Interesting article about the question in the New York Times Saturday. If they reject my letter to the editor, I'll be putting it here.
My letter--
Re: The Carnivore’s Dilemma, Nicolette Hahn Niman, October 30.Other people said much the same thing, but without all the amazing statistics!
Small traditional farms are much better for animals, but from an environmental point of view, they’re not the answer to high-impact industrial farming. In the US alone, we kill 9.5 billion animals a year for food. 99% of them live in crowded, intensive facilities for all or part of their lives. Even so, over 30% of the land mass of the United States is already used as grazing land for farm animals—mostly cattle that live outside for the first eight months of their lives. Where are we going to put even more grazing animals?

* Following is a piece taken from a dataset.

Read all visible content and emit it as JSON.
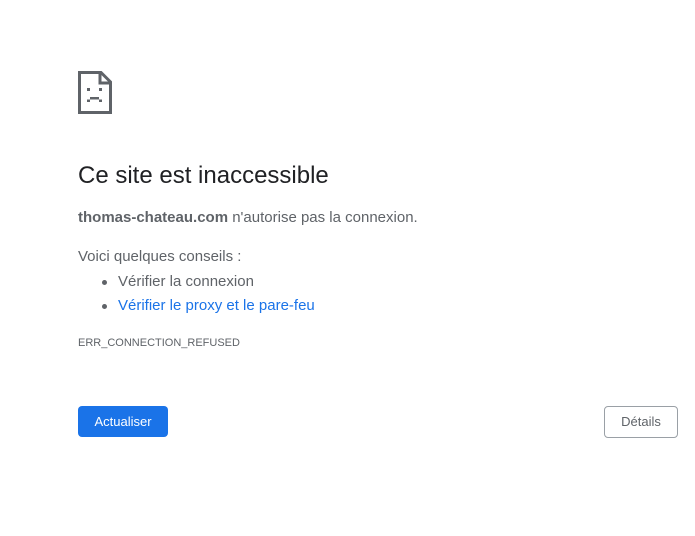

Niman suggests feedcrop land could be converted into grazing land (which may absorb more carbon dioxide per acre), but feed can be grown in a fraction of the space that’s needed to let animals graze. Realistically speaking, feeding the world’s population through traditional animal farming would mean more deforestation, more greenhouse gases, and more endangered species. There’s no getting around it: if we want to protect the environment, we need to eat a lot less meat.